La sera ci ritroviamo in convento per il nostro cenone, poco –one ma che, tra sfinciunedda e panini con le panelle, cassate e arancini (con la “i” che c’è una predominanza di arcigni catanesi!) preparati da splendide signore di buon cuore, non mi fa rimpiangere altri piatti più succulenti. Brindiamo alle 11 e con un ora prima sul resto d’Italia, sintonizzati sul fuso orario dei Tessalonicesi in Grecia, ci godiamo i nostri fuochi d’artificio e i nostri auguri di un buon 2010. La gente del quartiere subito sotto al convento avrà pensato a qualche fiammifero scappato troppo presto, ma più tardi di tempo non ne avremmo avuto. Infatti lasceremo l’anno vecchio ed entreremo nel nuovo ascoltando la messa nella piccola chiesa del Convento al riparo da un vento che nel frattempo s’è fatto gelido. Anche qui si farà mattina restando in adorazione a Gesù Sacramentato. E’ tempo che ognuno ricarichi la propria anima per un tempo indeterminato, al buio di una chiesetta illuminata da una luce di un altro mondo. Molto più forte delle normali lampadine e più forte anche dei fari delle macchine dirette alle discoteche.
Il capodanno alternativo organizzato presso il convento di Santa Maria della Dayna a Marineo dai ragazzi del M.G.F. Sicilia non è né migliore né peggiore degli altri. E’ diverso.

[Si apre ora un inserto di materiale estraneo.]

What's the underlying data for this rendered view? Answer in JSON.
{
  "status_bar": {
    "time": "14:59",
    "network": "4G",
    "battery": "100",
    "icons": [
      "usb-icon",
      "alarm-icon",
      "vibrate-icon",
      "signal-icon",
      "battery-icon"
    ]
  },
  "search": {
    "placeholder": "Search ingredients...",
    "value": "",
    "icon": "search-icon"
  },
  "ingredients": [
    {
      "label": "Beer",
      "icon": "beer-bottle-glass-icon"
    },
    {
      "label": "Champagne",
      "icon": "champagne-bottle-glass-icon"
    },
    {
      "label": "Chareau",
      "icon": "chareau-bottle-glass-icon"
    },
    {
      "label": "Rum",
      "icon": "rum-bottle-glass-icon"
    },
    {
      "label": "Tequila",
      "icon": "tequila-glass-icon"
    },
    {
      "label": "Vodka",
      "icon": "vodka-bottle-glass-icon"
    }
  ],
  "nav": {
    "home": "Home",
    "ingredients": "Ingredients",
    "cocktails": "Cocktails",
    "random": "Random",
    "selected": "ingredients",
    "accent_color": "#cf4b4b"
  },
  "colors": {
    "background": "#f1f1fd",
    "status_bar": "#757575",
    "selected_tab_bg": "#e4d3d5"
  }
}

Epilogo: la mattina dopo ho gli occhi stanchi. Le ore di sonno non sono state molte ma devo tornare a salutare i ragazzi e le ragazze forestiere rimaste nelle cellette dei frati Minori conventuali di Marineo. «Rimaniamo per la prossima…ci vediamo su Facebook!». Un ragazzo catanese che studia economia mi abbraccia e mi batte il pugno sulle spalle come quando l’amico di una vita parte dalla stazione di Palermo per andare al Nord. Eppure non l’avevo mai visto prima di questi giorni e magari neanche lo vedrò più. Mi fa stare bene tutto questo. Sono ragazzi normali, né migliori né peggiori degli altri, questi del Capodanno Alternativo. Sono tornati ognuno a casa propria e si sentivano tutti tanto felici di aver lavato i vetri. Tanto tanto felici.